October 1, 1998: Bill Spiers’ walk-off single ties the NLDS in Game Two
The 1998 Houston Astros strode into the postseason with the confidence that came with being the franchise’s best team ever. They won 102 games in the regular season, the only time the Astros have produced more than 100 wins in a season. Most prognosticators and pundits favored them to make the World Series and play the New York Yankees (who won 114 games to set a new American League record).
Powered by the Killer Bees of Craig Biggio, Jeff Bagwell, and Derek Bell, the strong Astros offense led the National League in runs per game (5.40) and on-base-percentage (.356), and carried the lowest payroll ($41 million) of any team in the playoffs.
They also acquired pitching ace Randy Johnson from the Seattle Mariners at the trade deadline, July 31, when they led the NL Central Division by 3½ games. As an Astro, Johnson won 10 games and lost only one, with a 1.28 earned-run average.
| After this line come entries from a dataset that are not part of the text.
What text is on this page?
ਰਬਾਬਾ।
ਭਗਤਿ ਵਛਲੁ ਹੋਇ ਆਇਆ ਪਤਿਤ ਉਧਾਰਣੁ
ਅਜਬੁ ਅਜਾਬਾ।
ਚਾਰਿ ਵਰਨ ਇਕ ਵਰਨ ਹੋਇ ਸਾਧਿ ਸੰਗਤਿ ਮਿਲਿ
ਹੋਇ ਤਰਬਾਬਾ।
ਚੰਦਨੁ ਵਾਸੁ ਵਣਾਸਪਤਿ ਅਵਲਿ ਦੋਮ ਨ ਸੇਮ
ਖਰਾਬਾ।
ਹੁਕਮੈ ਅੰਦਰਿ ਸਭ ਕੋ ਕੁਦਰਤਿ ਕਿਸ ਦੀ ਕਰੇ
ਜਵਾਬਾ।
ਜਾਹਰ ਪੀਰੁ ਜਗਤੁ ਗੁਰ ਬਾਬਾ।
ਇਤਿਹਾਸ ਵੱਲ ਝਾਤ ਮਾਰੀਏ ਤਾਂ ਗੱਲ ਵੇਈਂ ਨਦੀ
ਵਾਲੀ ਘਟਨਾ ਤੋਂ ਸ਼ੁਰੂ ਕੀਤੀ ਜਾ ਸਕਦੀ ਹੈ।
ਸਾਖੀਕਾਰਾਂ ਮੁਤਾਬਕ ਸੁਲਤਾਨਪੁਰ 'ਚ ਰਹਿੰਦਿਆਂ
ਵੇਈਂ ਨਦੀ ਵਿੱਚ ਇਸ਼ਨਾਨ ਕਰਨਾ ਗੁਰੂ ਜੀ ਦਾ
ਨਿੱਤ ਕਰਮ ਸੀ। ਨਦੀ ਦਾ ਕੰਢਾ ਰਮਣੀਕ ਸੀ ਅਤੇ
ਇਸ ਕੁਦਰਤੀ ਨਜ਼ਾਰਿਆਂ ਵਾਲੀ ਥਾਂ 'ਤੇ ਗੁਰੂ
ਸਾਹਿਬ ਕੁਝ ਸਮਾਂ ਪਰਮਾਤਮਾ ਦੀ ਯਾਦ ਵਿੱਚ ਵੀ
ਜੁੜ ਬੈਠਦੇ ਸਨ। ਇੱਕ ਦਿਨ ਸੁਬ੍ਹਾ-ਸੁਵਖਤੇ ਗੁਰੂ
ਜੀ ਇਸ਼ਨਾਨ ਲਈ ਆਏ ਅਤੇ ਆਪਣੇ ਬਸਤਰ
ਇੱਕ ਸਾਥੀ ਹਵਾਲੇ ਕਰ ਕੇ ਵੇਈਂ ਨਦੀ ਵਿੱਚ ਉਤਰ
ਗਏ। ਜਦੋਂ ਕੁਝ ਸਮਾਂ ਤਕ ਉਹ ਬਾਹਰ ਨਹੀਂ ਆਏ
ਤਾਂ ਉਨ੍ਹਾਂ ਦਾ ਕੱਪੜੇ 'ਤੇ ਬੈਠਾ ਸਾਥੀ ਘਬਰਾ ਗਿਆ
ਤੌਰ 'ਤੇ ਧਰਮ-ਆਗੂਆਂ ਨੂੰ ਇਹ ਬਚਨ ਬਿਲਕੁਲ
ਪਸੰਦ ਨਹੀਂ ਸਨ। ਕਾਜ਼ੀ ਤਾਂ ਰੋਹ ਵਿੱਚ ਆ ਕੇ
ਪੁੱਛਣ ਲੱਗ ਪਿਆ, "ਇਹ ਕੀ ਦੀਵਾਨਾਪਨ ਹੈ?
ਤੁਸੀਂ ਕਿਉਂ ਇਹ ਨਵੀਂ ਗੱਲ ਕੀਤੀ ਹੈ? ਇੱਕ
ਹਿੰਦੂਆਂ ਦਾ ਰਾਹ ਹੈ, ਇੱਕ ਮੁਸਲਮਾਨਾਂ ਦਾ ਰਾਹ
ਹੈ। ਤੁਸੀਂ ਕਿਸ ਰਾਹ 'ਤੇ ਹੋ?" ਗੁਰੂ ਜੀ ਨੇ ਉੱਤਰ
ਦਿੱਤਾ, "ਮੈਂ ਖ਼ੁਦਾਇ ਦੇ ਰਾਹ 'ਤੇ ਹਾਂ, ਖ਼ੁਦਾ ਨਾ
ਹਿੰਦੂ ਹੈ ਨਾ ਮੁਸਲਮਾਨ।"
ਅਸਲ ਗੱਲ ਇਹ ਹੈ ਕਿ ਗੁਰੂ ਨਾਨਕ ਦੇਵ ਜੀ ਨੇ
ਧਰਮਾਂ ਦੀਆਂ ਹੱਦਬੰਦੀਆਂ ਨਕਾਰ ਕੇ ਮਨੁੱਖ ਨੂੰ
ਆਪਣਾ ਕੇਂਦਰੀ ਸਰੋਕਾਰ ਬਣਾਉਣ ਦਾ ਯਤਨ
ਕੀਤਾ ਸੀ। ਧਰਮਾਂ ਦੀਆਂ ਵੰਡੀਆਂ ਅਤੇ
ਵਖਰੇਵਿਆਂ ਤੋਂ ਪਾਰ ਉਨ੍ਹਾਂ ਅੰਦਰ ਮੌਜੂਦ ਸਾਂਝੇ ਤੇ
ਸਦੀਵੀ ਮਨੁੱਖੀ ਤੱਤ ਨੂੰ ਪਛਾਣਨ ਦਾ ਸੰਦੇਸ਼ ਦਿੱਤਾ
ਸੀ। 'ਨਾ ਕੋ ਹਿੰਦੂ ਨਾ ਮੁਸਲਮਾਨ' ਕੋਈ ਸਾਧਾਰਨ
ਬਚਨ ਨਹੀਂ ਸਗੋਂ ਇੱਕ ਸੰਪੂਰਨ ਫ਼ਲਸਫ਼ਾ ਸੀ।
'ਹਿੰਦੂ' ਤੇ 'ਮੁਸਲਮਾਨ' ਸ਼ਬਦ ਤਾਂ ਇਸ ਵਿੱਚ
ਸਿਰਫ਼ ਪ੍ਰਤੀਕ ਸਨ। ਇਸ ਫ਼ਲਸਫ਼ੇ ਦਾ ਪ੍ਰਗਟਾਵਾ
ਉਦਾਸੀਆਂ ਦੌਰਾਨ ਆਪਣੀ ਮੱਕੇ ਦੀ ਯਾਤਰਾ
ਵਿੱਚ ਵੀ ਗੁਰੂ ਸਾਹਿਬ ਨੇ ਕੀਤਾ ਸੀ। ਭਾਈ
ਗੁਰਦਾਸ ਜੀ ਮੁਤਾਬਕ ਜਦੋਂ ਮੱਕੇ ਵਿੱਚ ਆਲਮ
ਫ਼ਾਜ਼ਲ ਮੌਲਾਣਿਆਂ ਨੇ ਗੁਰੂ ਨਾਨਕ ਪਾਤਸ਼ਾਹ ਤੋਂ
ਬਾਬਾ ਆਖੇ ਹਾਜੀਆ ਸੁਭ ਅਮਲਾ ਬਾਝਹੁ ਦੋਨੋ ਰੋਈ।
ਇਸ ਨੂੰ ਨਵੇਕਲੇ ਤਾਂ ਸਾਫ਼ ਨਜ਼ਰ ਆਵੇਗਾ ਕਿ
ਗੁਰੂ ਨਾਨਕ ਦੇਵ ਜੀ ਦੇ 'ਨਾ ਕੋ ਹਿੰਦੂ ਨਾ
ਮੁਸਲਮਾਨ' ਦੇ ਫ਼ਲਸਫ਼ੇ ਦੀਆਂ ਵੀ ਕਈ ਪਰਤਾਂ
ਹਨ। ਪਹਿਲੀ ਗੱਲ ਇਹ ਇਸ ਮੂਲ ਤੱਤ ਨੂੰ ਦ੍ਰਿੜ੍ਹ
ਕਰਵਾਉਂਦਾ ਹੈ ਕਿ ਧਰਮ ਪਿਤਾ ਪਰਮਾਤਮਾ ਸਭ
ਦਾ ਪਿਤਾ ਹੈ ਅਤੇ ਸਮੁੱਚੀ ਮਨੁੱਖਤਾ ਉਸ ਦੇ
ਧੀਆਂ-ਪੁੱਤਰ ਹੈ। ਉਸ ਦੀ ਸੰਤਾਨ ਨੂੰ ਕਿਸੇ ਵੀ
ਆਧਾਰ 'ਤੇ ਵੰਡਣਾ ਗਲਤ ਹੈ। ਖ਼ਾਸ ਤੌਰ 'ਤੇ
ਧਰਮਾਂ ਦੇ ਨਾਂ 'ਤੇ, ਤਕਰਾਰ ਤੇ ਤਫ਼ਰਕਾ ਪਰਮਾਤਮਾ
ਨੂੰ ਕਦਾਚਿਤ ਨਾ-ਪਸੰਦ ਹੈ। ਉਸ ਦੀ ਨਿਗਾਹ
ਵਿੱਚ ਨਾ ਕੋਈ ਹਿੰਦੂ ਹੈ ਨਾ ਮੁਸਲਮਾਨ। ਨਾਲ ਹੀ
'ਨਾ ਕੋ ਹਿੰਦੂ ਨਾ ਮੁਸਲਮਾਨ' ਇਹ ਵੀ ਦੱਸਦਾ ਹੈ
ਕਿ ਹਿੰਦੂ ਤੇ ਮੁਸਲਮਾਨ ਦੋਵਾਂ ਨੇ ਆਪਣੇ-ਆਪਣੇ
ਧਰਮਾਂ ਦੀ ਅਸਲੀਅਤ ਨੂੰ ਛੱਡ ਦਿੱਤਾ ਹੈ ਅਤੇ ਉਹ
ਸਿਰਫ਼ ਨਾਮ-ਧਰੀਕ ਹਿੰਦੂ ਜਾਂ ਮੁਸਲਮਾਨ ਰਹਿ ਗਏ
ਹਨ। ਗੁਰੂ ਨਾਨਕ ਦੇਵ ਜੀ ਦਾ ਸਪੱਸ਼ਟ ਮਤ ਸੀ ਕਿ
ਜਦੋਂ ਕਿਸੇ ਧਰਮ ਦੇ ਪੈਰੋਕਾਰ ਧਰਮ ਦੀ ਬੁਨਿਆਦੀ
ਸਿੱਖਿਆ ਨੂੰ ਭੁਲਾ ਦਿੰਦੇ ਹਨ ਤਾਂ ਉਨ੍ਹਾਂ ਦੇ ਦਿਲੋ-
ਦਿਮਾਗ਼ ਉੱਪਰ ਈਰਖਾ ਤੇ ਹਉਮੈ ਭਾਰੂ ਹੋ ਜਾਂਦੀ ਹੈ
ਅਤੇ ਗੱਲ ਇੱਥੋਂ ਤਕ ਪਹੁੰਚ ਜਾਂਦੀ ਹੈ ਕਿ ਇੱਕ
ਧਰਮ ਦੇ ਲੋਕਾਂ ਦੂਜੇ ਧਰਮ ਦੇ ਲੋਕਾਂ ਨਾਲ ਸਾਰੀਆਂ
Houston won nearly 70 percent (37 of 53) of its games in August and September, finishing 13 games ahead of second-place Chicago. Home attendance increased by nearly 10,000 fans per game after the trade.1
The Astros began the playoffs against the San Diego Padres in a best-of-five series, opening September 29 at the Astrodome. Johnson pitched well, allowing two runs in eight innings and striking out nine. He received no support, however, as Astros batters struck out 16 times in eight innings against Padres ace Kevin Brown. They managed an unearned run off closer Trevor Hoffman in the ninth but left the tying run on base as they lost, 2-1.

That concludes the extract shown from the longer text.